Michele Marano, director and founder of Real Estate for the Energy Professional, Champions Real Estate Group

Michele Marano remembered the client well. He was moving to Houston from New Jersey, and wanted to find a three-bedroom home, on at least an acre of property, in the Galleria area. 

For $150,000. 

“I said, ‘Who told you that you could get that in Houston?’” she whispered one afternoon at the West Alabama Ice House, widening her eyes at the memory. “‘This is not Detroit.’” 

Welcome to the world of energy industry–driven real estate. It’s crazy, fast-moving, occasionally nerve-jangling—at least these days—and presided over by Marano, who spends most of her days 1) helping clients buy and sell houses and 2) familiarizing them with their new hometown. 

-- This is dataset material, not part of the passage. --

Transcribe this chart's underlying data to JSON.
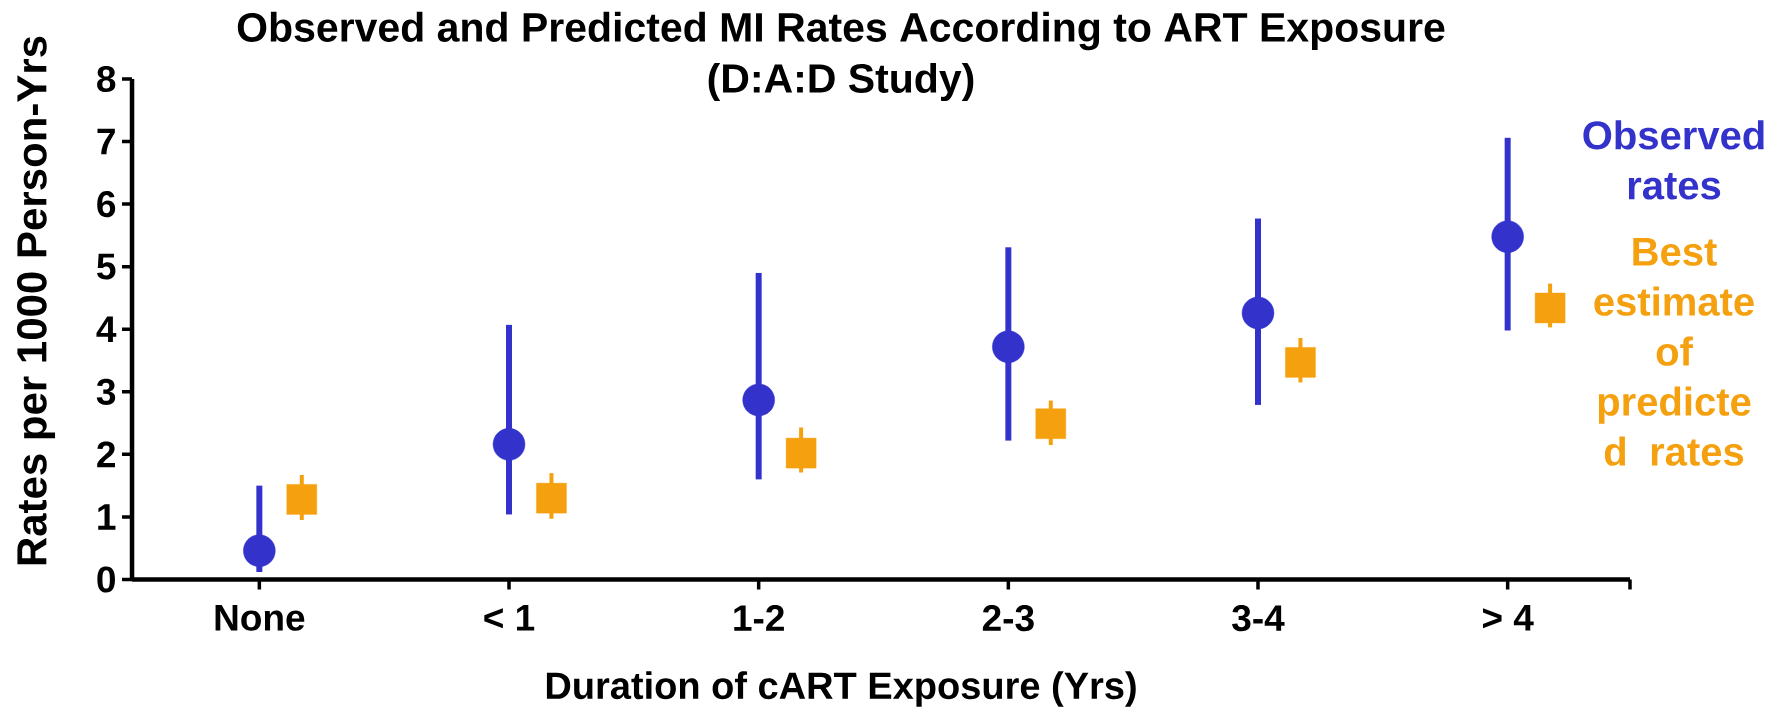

“People are coming here not really understanding our market,” the director and founder of Real Estate for the Energy Professional, Champions Real Estate Group, went on in her conspiratorial tone. “It’s not cheap here. Yes, we’re 2 percent below the national average. But we’re not as inexpensive as some people come here thinking. I am their reality check.” 

At first glance, it may seem as if reality bites, but Marano truly admires her clients, who, misperceptions about Houston notwithstanding, are savvy, she said, and like her because she speaks their language. “I don’t even meet people from Texas anymore,” she laughed, referring to the 90 percent of her clients who are connected to energy in some way, from executives to traders to engineers to landmen, for companies like Conoco, Technip, Fluor Daniel, Exxon, Chevron, Repsol, and Koch. Many who have traveled from far and wide—Europe! The Middle East!—come in search of the Galleria area. Marano is glad to facilitate deals in this location, of course, although these days The Woodlands and neighborhoods along the Energy Corridor are equally in favor. 

In her pre–real estate days, Marano worked for 15 years as an energy commodities broker, mostly in New York state. But she did do two tours of duty in Houston in the ’90s, during which time she always wished there was someone to call to help someone like her. “It led me to thinking, okay there is a need here,” she said. Still, once she permanently relocated to Houston in ’98, it would be more than a decade before she acted on the idea of targeting such a specialized clientele.

What makes a great realtor-to-the-energy-professional? A knowledge of other markets besides real estate. “There are correlations between real estate and the price of oil,” said Marano, who is continually surprised at how many real estate agencies don’t keep up with the price of crude. Knowing how much a barrel commands can be an icebreaker of sorts with the right client, after all. Moreover, she said, sipping her Diet Coke, it helps her predict the future—her own, that is, but also the real estate market’s, and, well, the city’s. 

“There could very well be an oil bust,” Marano said, noting how much oil prices had declined since June of last year. “The [real estate] market has shifted already. Things are softening. It’s more of a buyers’ market. It was a sellers’ market, up until about June. What happens with oil prices—we’re in a record low right now—real estate is the aftereffect. You don’t see it right away. I know things are going to start adjusting.”

For now, however, on this mild day in December, Marano didn’t seem alarmed. All the talk was of shifting and adjusting and softening, nothing more. She thought back to ’08 and ’09, and a pair of foreclosures on the market in Tanglewood. “They were snatched up immediately,” she said. “In Houston, there’s always somebody somewhere who can afford it.” She thought too of all the potential buyers out there who’ve been sitting out an overheated market. They may well jump in now that things have calmed down. 

And if all else fails, “there’s always somebody coming, somebody leaving, somebody temporarily leaving and coming back.” She mentioned a guy she worked with, who six months later left for Qatar. As long as there are still people like that, there will be a need for her services.

“I’m not worried,” she said. “I never worry.”